Der von ARadauer sollte durchaus funktionieren.

Ich sehe das aber als gefährlich an, da eben die Referenz nicht gleich bleibt sondern nur der einen Variablen ein neues Objekt zugewiesen wird. Solltest Du an anderer Stelle ebenfalls hans benutzen, dann habst Du dort noch immer die alte Referenz.

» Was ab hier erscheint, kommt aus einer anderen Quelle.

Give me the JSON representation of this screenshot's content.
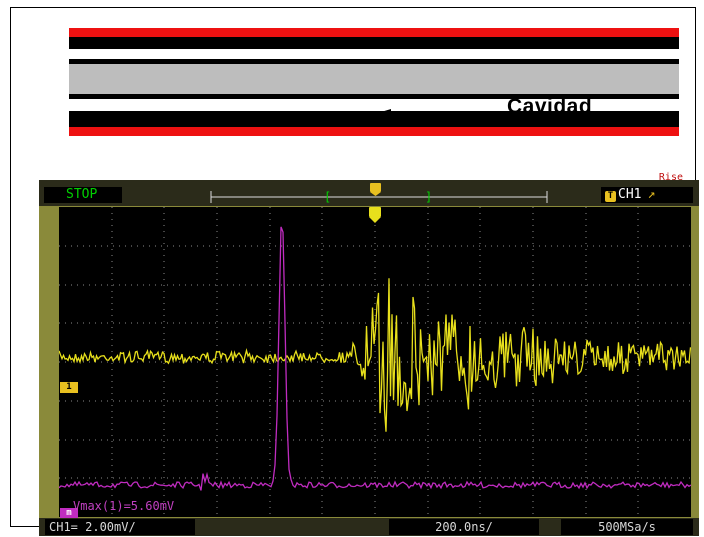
{
  "diagram": {
    "cavity_label": "Cavidad",
    "colors": {
      "red": "#ee1111",
      "black": "#000000",
      "white": "#ffffff",
      "gray": "#bdbdbd"
    }
  },
  "scope": {
    "status": "STOP",
    "trigger": {
      "channel_label": "CH1",
      "rise_label": "Rise",
      "icon": "trigger-t-icon",
      "edge_icon": "rising-edge-icon"
    },
    "ch1_marker": "1",
    "math_marker": "m",
    "measurement": "Vmax(1)=5.60mV",
    "volts_div": "CH1= 2.00mV/",
    "time_div": "200.0ns/",
    "sample_rate": "500MSa/s",
    "colors": {
      "ch1_trace": "#e8e01c",
      "math_trace": "#c02cc0",
      "bezel": "#8a8a3a",
      "screen": "#000000",
      "status_text": "#00d000"
    }
  }
}
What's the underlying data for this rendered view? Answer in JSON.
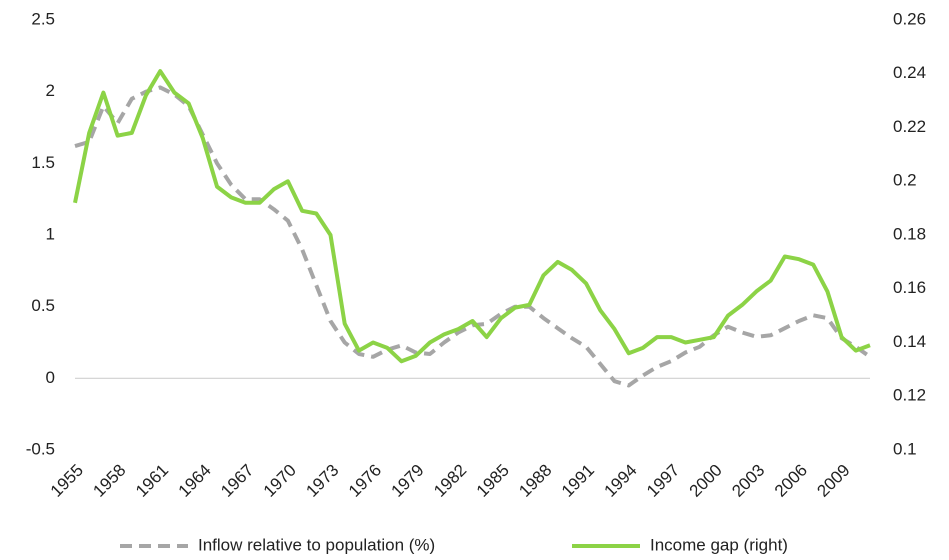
{
  "chart_data": {
    "type": "line",
    "x": [
      1955,
      1956,
      1957,
      1958,
      1959,
      1960,
      1961,
      1962,
      1963,
      1964,
      1965,
      1966,
      1967,
      1968,
      1969,
      1970,
      1971,
      1972,
      1973,
      1974,
      1975,
      1976,
      1977,
      1978,
      1979,
      1980,
      1981,
      1982,
      1983,
      1984,
      1985,
      1986,
      1987,
      1988,
      1989,
      1990,
      1991,
      1992,
      1993,
      1994,
      1995,
      1996,
      1997,
      1998,
      1999,
      2000,
      2001,
      2002,
      2003,
      2004,
      2005,
      2006,
      2007,
      2008,
      2009,
      2010,
      2011
    ],
    "xlim": [
      1955,
      2011
    ],
    "xticks": [
      1955,
      1958,
      1961,
      1964,
      1967,
      1970,
      1973,
      1976,
      1979,
      1982,
      1985,
      1988,
      1991,
      1994,
      1997,
      2000,
      2003,
      2006,
      2009
    ],
    "ylim": [
      -0.5,
      2.5
    ],
    "yticks": [
      -0.5,
      0,
      0.5,
      1,
      1.5,
      2,
      2.5
    ],
    "y2lim": [
      0.1,
      0.26
    ],
    "y2ticks": [
      0.1,
      0.12,
      0.14,
      0.16,
      0.18,
      0.2,
      0.22,
      0.24,
      0.26
    ],
    "zero_line": true,
    "legend": "bottom",
    "series": [
      {
        "name": "Inflow relative to population (%)",
        "color": "#a6a6a6",
        "style": "dashed",
        "values": [
          1.62,
          1.65,
          1.9,
          1.78,
          1.95,
          2.0,
          2.03,
          1.98,
          1.9,
          1.7,
          1.5,
          1.35,
          1.25,
          1.25,
          1.18,
          1.1,
          0.9,
          0.65,
          0.4,
          0.25,
          0.17,
          0.15,
          0.2,
          0.23,
          0.18,
          0.17,
          0.25,
          0.32,
          0.37,
          0.38,
          0.45,
          0.5,
          0.5,
          0.42,
          0.35,
          0.28,
          0.22,
          0.1,
          -0.02,
          -0.05,
          0.02,
          0.08,
          0.12,
          0.18,
          0.22,
          0.3,
          0.36,
          0.32,
          0.29,
          0.3,
          0.35,
          0.4,
          0.44,
          0.42,
          0.28,
          0.22,
          0.15
        ]
      },
      {
        "name": "Income gap (right)",
        "color": "#8cd346",
        "style": "solid",
        "axis": "y2",
        "values": [
          0.192,
          0.218,
          0.233,
          0.217,
          0.218,
          0.232,
          0.241,
          0.233,
          0.229,
          0.216,
          0.198,
          0.194,
          0.192,
          0.192,
          0.197,
          0.2,
          0.189,
          0.188,
          0.18,
          0.147,
          0.137,
          0.14,
          0.138,
          0.133,
          0.135,
          0.14,
          0.143,
          0.145,
          0.148,
          0.142,
          0.149,
          0.153,
          0.154,
          0.165,
          0.17,
          0.167,
          0.162,
          0.152,
          0.145,
          0.136,
          0.138,
          0.142,
          0.142,
          0.14,
          0.141,
          0.142,
          0.15,
          0.154,
          0.159,
          0.163,
          0.172,
          0.171,
          0.169,
          0.159,
          0.142,
          0.137,
          0.139
        ]
      }
    ]
  }
}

Ich würde Dir, wie in meinem ersten Post bereits geschrieben, noch immer dazu raten in Deine cleanup() einfach eine kopie des Konstruktors unterzubringen und dort halt all das rein schreiben, was Du zurückgesetzt haben möchtest.


----------



## thisismyname (27. Jan 2010)

Tharsonius hat gesagt.:


> Der von ARadauer sollte durchaus funktionieren.
> 
> Ich sehe das aber als gefährlich an, da eben die Referenz nicht gleich bleibt sondern nur der einen Variablen ein neues Objekt zugewiesen wird. Solltest Du an anderer Stelle ebenfalls hans benutzen, dann habst Du dort noch immer die alte Referenz.
> 
> Ich würde Dir, wie in meinem ersten Post bereits geschrieben, noch immer dazu raten in Deine cleanup() einfach eine kopie des Konstruktors unterzubringen und dort halt all das rein schreiben, was Du zurückgesetzt haben möchtest.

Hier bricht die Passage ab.